Le gouvernement libéral intervient pour criminaliser la grève à Postes Canada

Le ministre du Travail, Steve MacKinnon, a annoncé vendredi matin qu'il ordonnait au Conseil canadien des relations industrielles (CCRI) de mettre fin à la grève de près d'un mois des 55.000 travailleurs postaux et de les forcer à reprendre le travail en vertu de leur convention collective expirée, s'il détermine que les négociations contractuelles entre la société d'État et le Syndicat des travailleurs et travailleuses des postes (STTP) sont dans une « impasse ».

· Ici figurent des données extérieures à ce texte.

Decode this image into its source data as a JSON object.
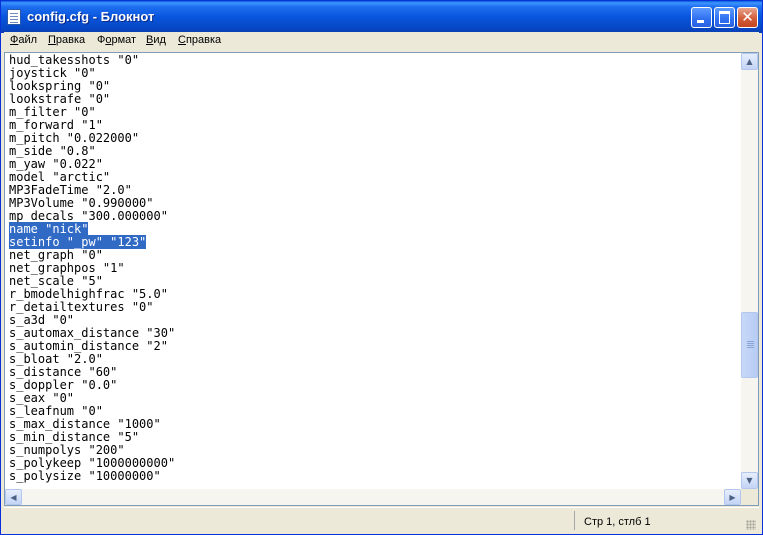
{
  "window": {
    "title": "config.cfg - Блокнот",
    "close_glyph": "✕",
    "icons": [
      "notepad-icon",
      "minimize-icon",
      "maximize-icon",
      "close-icon"
    ]
  },
  "menu": [
    {
      "label": "Файл",
      "underline_index": 0
    },
    {
      "label": "Правка",
      "underline_index": 0
    },
    {
      "label": "Формат",
      "underline_index": 1
    },
    {
      "label": "Вид",
      "underline_index": 0
    },
    {
      "label": "Справка",
      "underline_index": 0
    }
  ],
  "editor": {
    "lines": [
      "hud_takesshots \"0\"",
      "joystick \"0\"",
      "lookspring \"0\"",
      "lookstrafe \"0\"",
      "m_filter \"0\"",
      "m_forward \"1\"",
      "m_pitch \"0.022000\"",
      "m_side \"0.8\"",
      "m_yaw \"0.022\"",
      "model \"arctic\"",
      "MP3FadeTime \"2.0\"",
      "MP3Volume \"0.990000\"",
      "mp_decals \"300.000000\"",
      "name \"nick\"",
      "setinfo \"_pw\" \"123\"",
      "net_graph \"0\"",
      "net_graphpos \"1\"",
      "net_scale \"5\"",
      "r_bmodelhighfrac \"5.0\"",
      "r_detailtextures \"0\"",
      "s_a3d \"0\"",
      "s_automax_distance \"30\"",
      "s_automin_distance \"2\"",
      "s_bloat \"2.0\"",
      "s_distance \"60\"",
      "s_doppler \"0.0\"",
      "s_eax \"0\"",
      "s_leafnum \"0\"",
      "s_max_distance \"1000\"",
      "s_min_distance \"5\"",
      "s_numpolys \"200\"",
      "s_polykeep \"1000000000\"",
      "s_polysize \"10000000\""
    ],
    "selected_lines": [
      13,
      14
    ],
    "selection_color": "#316ac5"
  },
  "scrollbars": {
    "vertical_position": 0.72,
    "icons": [
      "scroll-up-arrow-icon",
      "scroll-down-arrow-icon",
      "scroll-left-arrow-icon",
      "scroll-right-arrow-icon"
    ]
  },
  "statusbar": {
    "position": "Стр 1, стлб 1"
  },
  "colors": {
    "titlebar": "#0855dd",
    "chrome": "#ece9d8",
    "text": "#000000"
  }
}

Une telle conclusion n'a rien d'étonnant puisqu'un médiateur fédéral spécial s'est retiré des négociations contractuelles il y a plus d'une semaine, déclarant que les deux parties étaient trop éloignées l'une de l'autre pour justifier son aide, et que Postes Canada a réagi à la dernière proposition contractuelle du STTP en affirmant qu'elle entraînerait des milliards de dollars de coûts supplémentaires.

La décision de MacKinnon est une attaque non seulement contre les travailleurs des postes, mais aussi contre l'ensemble de la classe ouvrière. C'est la troisième fois depuis le mois d'août que le gouvernement libéral, sans même se référer à un vote parlementaire, prive arbitrairement les travailleurs de leur soi-disant droit de grève constitutionnel.

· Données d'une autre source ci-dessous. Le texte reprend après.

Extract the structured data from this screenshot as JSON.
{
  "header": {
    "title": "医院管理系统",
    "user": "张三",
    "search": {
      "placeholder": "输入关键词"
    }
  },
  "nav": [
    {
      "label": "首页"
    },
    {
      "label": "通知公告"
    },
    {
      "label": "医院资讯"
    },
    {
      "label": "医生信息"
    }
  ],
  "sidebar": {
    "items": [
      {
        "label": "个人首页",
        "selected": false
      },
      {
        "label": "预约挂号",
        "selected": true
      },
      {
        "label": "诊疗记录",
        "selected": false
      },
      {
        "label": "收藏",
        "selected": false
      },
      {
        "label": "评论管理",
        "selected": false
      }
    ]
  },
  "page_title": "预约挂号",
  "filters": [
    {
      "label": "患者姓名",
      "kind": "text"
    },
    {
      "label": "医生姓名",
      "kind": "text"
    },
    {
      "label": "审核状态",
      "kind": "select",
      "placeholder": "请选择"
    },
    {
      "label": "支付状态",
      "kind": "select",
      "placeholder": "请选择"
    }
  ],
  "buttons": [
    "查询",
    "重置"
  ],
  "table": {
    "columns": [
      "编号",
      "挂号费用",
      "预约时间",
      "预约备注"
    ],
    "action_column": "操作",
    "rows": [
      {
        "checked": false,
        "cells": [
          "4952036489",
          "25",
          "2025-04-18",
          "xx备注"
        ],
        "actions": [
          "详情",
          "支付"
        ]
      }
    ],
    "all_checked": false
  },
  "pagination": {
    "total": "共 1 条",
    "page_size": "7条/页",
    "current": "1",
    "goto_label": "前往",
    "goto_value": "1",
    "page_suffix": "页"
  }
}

Des travailleurs de Postes Canada sur la ligne de piquetage à Niagara-on-the-Lake, Ontario, le vendredi 15 novembre

« Après des mois de conciliation et de médiation appuyées par le Service fédéral de médiation et de conciliation, des arrêts de travail et la nomination subséquente d'un médiateur spécial pour aider à la négociation de leurs nouvelles conventions collectives, Postes Canada et le Syndicat des travailleurs et travailleuses des postes demeurent incapables de conclure une entente », a déclaré MacKinnon aux journalistes vendredi matin à Ottawa.

Contrairement à ce qu'affirme le ministre du Travail, l'ingérence répétée du gouvernement dans les négociations n'a jamais eu pour but d'aider à conclure une entente qui reconnaîtrait les intérêts des travailleurs. Le gouvernement libéral de Justin Trudeau, les médias et les grandes entreprises canadiennes soutiennent tous la restructuration radicale de Postes Canada pour en faire une entreprise à bas salaires et à but lucratif qui rivaliserait avec Amazon dans sa brutalité à l'égard de ses travailleurs. L'annonce provocatrice de MacKinnon exige une réponse politique indépendante de la part des postiers en grève et de la classe ouvrière dans son ensemble, qui doit être mobilisée dans une lutte politique pour stopper la volonté de la classe dirigeante de détruire Postes Canada et tous les services publics, et pour défendre le droit de grève des travailleurs, c'est-à-dire de lutter collectivement pour leurs intérêts de classe.

Mme MacKinnon a présenté un plan qui permettra aux postiers de reprendre leur travail dès lundi, conformément aux dispositions de leurs conventions collectives expirées depuis longtemps, soit jusqu'au 22 mai 2025. Les conventions collectives des unités de l'exploitation postale urbaine (UPO) et des facteurs ruraux et suburbains (RSMC) ont expiré respectivement en janvier 2024 et en décembre 2023, après avoir été prolongées de deux ans en 2022. Les travailleurs devront donc attendre six mois de plus dans des conditions qui sont entrées en vigueur il y a plus de quatre ans.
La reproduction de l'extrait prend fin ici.